Sadece sanmakla açıklanamaz bu tür şeyler aslında. Çünkü sanmak, bir yerde anlaşılabilir, zira kimi bilinçsiz insanlar, ahmaklar, dikkatsizler, cahiller genellikle “sanmak, zannetmek” üzere hayatlarını yaşarlar. Oysa gerek küresel kültür endüstrisi gerekse onların ülkelerdeki lejyonerleri ve gönüldaşları bunları birer ideolojiyle dönüştürürler. Sadece ideolojileştirmezler aynı zamanda onları birer asimilasyon aracı olarak da kullanırlar. Bununda yolu eğitim ve teknikle kültürü empoze etmektir. Literatürde kültürel asimilasyon denen ama aslı haçlı-hilal savaşı olan son yüzyıldaki üstü örtülü savaşı böyle anlamak lazım. Meseleler aslında hiç değişmiyor. Şu anda olan şeyle misal 1400 yıl önce olan şey aynı: Haçlı ve hilal savaşı. Değişen şey, kültüründen arınarak yaşamayı matah, yeni, modern bir şey sanmaktır. Bu da esasında cahilleştirme operasyonudur. Eğitim ve teknolojinin asimilasyon aracı olarak kullanıldığı bu operasyonla kültürel düşünmek yok edildi. İşte bu nedenle kültürü bir toplumu oluşturan herhangi bir parça olarak değil, toplumun kimliğini ve şahsiyetini inşa eden fabrikası olarak görmek gerek.

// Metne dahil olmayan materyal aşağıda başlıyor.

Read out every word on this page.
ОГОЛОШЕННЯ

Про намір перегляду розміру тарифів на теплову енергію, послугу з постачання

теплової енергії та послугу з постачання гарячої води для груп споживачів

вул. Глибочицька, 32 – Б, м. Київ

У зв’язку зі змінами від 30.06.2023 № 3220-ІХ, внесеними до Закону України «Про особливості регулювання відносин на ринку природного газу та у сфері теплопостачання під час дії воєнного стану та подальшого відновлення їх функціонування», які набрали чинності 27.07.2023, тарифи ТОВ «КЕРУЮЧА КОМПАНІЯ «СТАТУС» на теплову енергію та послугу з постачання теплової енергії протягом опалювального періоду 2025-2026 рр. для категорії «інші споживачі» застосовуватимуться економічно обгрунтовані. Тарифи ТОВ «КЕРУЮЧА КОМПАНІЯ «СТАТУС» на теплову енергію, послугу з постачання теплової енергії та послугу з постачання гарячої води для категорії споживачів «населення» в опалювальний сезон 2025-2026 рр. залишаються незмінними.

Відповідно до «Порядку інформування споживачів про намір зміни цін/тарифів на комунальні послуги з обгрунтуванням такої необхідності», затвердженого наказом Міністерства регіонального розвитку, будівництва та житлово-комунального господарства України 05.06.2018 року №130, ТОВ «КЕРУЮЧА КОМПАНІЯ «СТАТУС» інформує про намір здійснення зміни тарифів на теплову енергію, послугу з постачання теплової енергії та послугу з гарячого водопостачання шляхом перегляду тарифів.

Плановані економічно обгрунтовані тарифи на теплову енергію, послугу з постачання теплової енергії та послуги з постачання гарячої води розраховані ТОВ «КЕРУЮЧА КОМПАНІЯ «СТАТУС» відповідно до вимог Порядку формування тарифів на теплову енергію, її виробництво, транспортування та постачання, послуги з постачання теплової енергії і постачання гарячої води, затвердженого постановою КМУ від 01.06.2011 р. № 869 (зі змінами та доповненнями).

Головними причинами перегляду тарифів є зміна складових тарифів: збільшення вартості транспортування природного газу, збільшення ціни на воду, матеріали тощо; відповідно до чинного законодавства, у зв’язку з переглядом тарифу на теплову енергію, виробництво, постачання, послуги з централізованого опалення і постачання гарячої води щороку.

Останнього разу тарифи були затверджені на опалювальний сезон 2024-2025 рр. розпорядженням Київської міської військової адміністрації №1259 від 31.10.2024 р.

Bugün ülkemizdeki şaşkınlığın, cehaletin sebebi eğitimle ortadan kaldırılan kültürümüz ve yine eğitimle yaygınlaştırılan çağdaş batılı seküler kültürün sevimlileştirilmesidir. Hal böyleyken, Fransız okullarının hizaya getirilmesine nasıl bakmalıyız? Mesele Fransız okullarının yasadışı eğitim yapması değil, mesele Türk milli eğitiminin Fransız eğitimi yapmasıdır. Eğer Fransızların sahtekârlığını ortaya çıkarmakla eğitimde kimlikli bir vaziyet almış olduğumuza inananlar bir sevinç yaşıyorsa, bilmeliler ki, bu durum olsa olsa Fransızlaşmış eğitimimizin kaçaklarını tıkayarak daha fazla kimliksiz insan yetiştirmeye razı olmamıza yol açar. Unutulmamalıdır ki amaçsız, hedefsiz ve kısa vadeli sevinçler bizi sistemi savunmaya yol veren tuzaklardır. Zira çürük binanın onarımı sadece kendimizi kandırmamıza neden olur, binanın sağlamlaşmasına değil. Kısaca Fransız okullarının hizaya getirilmesiyle uğraşmak güzel, ama 150 yıldan beri Fransızlaşmış okullarımızı kim ve nasıl hizaya getirecek?
Hocam çok teşekkür
Güzel bir yazı kaleminize gönlünüze sağlık. Kişilik, kimlik, kültür ve eğitim: çok istifade edilecek bir makale.